Though clinical presentation of ACF will be determined mainly by the inciting primary process and the size of the shunt, the variety of the initial clinical presentations can range from acute decompensated heart failure (6) to asymptomatic patients with only an associated murmur (15, 16). Our case would be the first case presenting as a syncopal episode. When symptomatology is poor, a high index of suspicion is required, especially in the background of recent surgery or IE. The auscultation of a murmur can be the key to diagnosis. The ACF murmur has been described as a continuous-thrill murmur (17, 18). The median time for the echocardiographic diagnosis of the fistula is usually 1 month after onset of symptoms (5).

TTE is usually the first imaging method used, although TEE is a better modality to describe valvular and paravalvular pathology (19, 20), with better delineation of function and morphology (19, 20). In both, TTE and TEE, color Doppler can detect a highly turbulent flow between the aorta and the cardiac chambers (5). Recently, three-dimensional echocardiography has also emerged as an excellent modality to delineate anatomic and unconventional views of cardiac structures detecting volume data, cropping, and slicing in various planes (21–23).
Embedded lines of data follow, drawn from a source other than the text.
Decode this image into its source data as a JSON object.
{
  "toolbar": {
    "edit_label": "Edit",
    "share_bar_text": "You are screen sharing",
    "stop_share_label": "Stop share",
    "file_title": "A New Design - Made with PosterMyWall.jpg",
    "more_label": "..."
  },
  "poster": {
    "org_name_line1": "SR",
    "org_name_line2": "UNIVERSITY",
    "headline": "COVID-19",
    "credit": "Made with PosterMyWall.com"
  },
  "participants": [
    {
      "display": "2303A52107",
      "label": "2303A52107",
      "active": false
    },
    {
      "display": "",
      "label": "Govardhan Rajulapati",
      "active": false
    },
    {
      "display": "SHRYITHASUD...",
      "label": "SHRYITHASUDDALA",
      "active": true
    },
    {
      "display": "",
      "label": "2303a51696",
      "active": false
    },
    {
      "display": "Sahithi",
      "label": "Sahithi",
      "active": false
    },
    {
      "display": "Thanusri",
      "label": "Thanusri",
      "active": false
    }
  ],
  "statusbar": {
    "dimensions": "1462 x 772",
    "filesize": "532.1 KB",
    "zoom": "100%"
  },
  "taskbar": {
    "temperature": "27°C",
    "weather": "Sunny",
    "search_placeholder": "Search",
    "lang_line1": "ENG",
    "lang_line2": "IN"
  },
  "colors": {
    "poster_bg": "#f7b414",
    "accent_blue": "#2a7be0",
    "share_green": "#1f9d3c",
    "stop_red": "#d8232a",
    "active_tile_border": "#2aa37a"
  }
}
CT can be considered as a useful complement in visualizing the cardiac lesions of IE if echocardiography is inconclusive. It provides assessment of valvular and perivalvular involvement, extra-cardiac lesions, and non-invasive evaluation of the coronary artery anatomy, simultaneously (24). Moreover, comprehensive evaluation of anatomic relationships of perivalvular abscess/pseudoaneurysms may be beneficial for presurgical planning (25). This can also be accomplished with cardiac magnetic resonance and aortography; both of which can provide an excellent anatomical and flow dynamic description of the ACF before closure (26–29). Disadvantages of CT and angiography compared to echocardiography are the contrast-induced nephropathy and radiation exposure.

ACF carries severe morbidity and mortality, especially in patients who are elderly, have severe heart or renal failure, require emergent procedures, or are infected with Staphylococcus (1, 3, 5). Treatment is mainly surgical closure.

Conclusion

Acute and subacute IE can present in different forms with subtle clinical signs and symptoms. Physical examination and non-invasive imaging are essential in the diagnosis and management of IE. Paravalvular complications of IE should be treated in a timely manner to avoid further destruction of paravalvular tissue including the conduction system.